SwiftZAccess ( Agentless-ZTNA ) > SwiftZAccess Configuration and Policy orchestration > Agentless Domain Access Management

Domain Access Management

Domain Access Management in SwiftZAccess enables administrators to enforce fine-grained, context-aware access control for onboarded applications. By combining identity with real-time device and environmental conditions, access decisions are dynamically evaluated using Device Posture Check (DPC) and policy rules.

This ensures that only trusted users on compliant devices under approved conditions can access protected domains.

Device Posture Check (DPC)

Navigation: Sidebar → Organization → ZTNA → Access Policy

What is DPC?

Device Posture Check (DPC) validates the security and context of a user’s device before granting access.
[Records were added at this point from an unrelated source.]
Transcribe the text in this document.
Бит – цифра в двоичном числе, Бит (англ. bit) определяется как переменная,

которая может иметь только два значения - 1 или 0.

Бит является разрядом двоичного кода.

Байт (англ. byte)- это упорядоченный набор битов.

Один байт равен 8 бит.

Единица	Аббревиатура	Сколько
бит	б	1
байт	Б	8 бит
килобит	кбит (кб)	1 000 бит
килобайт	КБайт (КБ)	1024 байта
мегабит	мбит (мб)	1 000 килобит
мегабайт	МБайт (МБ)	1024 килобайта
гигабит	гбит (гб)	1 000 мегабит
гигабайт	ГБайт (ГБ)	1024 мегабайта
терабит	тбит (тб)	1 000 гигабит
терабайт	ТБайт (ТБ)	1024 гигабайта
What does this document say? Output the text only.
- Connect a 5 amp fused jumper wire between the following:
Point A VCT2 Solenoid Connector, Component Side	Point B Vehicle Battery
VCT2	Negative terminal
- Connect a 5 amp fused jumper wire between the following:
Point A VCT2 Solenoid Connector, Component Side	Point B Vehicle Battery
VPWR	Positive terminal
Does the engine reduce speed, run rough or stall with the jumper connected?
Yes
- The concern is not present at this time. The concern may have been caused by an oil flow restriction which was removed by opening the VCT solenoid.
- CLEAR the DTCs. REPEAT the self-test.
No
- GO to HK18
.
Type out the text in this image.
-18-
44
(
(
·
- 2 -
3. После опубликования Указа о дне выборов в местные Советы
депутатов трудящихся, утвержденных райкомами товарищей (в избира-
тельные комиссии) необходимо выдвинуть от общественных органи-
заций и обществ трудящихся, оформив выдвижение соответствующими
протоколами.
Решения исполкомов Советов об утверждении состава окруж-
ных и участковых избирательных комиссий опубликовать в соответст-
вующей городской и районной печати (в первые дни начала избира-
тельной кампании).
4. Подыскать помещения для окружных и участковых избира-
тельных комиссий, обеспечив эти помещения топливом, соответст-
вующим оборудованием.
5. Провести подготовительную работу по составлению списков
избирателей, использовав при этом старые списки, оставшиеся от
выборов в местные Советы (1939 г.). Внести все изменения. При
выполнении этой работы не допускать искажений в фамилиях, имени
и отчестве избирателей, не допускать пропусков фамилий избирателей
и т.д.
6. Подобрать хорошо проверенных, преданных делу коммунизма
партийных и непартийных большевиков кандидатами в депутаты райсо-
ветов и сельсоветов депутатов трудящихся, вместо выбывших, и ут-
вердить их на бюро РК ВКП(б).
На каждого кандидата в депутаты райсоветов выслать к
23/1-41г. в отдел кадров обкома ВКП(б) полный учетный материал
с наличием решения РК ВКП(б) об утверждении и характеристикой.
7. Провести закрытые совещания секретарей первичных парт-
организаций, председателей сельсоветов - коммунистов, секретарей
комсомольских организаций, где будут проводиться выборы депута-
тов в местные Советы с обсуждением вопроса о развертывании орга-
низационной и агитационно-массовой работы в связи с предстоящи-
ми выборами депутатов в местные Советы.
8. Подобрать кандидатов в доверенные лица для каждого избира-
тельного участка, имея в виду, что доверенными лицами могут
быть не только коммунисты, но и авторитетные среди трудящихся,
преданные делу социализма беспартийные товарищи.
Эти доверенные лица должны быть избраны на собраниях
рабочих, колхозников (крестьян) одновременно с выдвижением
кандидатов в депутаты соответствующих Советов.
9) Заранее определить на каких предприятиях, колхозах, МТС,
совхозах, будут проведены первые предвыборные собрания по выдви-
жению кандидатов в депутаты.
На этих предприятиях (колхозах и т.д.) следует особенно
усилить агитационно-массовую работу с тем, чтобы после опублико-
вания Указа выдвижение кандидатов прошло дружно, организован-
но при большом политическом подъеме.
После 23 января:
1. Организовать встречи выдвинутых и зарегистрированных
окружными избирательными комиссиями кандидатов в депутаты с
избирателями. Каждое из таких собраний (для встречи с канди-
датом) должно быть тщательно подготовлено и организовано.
It acts as a pre-access verification layer in the Zero Trust model.

DPC Validation Parameters

DPC evaluates multiple factors to determine whether access should be granted:

1. OS Compliance

  • Verifies operating system type and version

  • Ensures device meets organizational security standard

2. Browser Type

  • Restricts access to approved browsers

  • Prevents usage of unsupported or insecure browsers

  • Source IP

  • Validates the originating IP address

  • Allows or restricts access based on IP ranges

3. Location

  • Enforces geo-based access control

  • Restricts access from unauthorized regions

4. Date & Time

  • Controls access within defined time windows

  • Useful for shift-based or time-restricted access

5.Device Health Status

  • Ensures the device meets security posture requirements

  • Can include checks such as:

    1. Security configurations

    2. Compliance status

Access Policy Creation

Steps to Create an Access Policy

  1. Open Access Policy Page

    • Navigation: Sidebar > Organisation > ZTNA > Device Posture Check

    • Click on Add

  2. Enter Basic Details

    • Name: Provide a unique name for the access policy

  3. Configure DPC Rules
    Define conditions that must be met for access:

    • OS requirements

    • Device health criteria

    • Browser restrictions

  4. Define Access Conditions
    Set contextual rules for access:

    • Location: Allow or restrict based on geographic region

    • Source IP: Specify allowed or blocked IP addresses or ranges

    • Browser: Restrict access to specific browsers

    • Date Range :Define start and end dates for policy validity

    • Time Range :Specify allowed access hours

    • Days: Restrict access to specific days (e.g., weekdays only)

    • Save Policy:

      • Click Add to create the policy

      • The policy will appear in the policy table

Policy Evaluation Flow
When a user attempts to access a domain:

  1. User authentication is completed

  2. Device posture is evaluated via DPC

  3. Contextual parameters (IP, location, time) are checked

  4. Matching policies are applied

  5. Access is granted or denied based on evaluation

All checks are enforced before access is granted to the application

Best Practices

  • Combine multiple conditions for stronger security

  • Use IP and location restrictions to prevent unauthorized access

  • Apply time-based policies for operational control

  • Regularly review and update DPC rules

  • Test policies before enabling in production

Benefits

  • Enhanced security through context-aware access control

  • Reduced risk of unauthorized access

  • Improved compliance with organizational policies

  • Flexible and dynamic policy enforcement

Domain Access Management with Device Posture Check (DPC) enables organizations to implement robust Zero Trust access controls. By validating device health and contextual parameters in real time, SwiftZAccess ensures that only compliant users under approved conditions can access critical applications.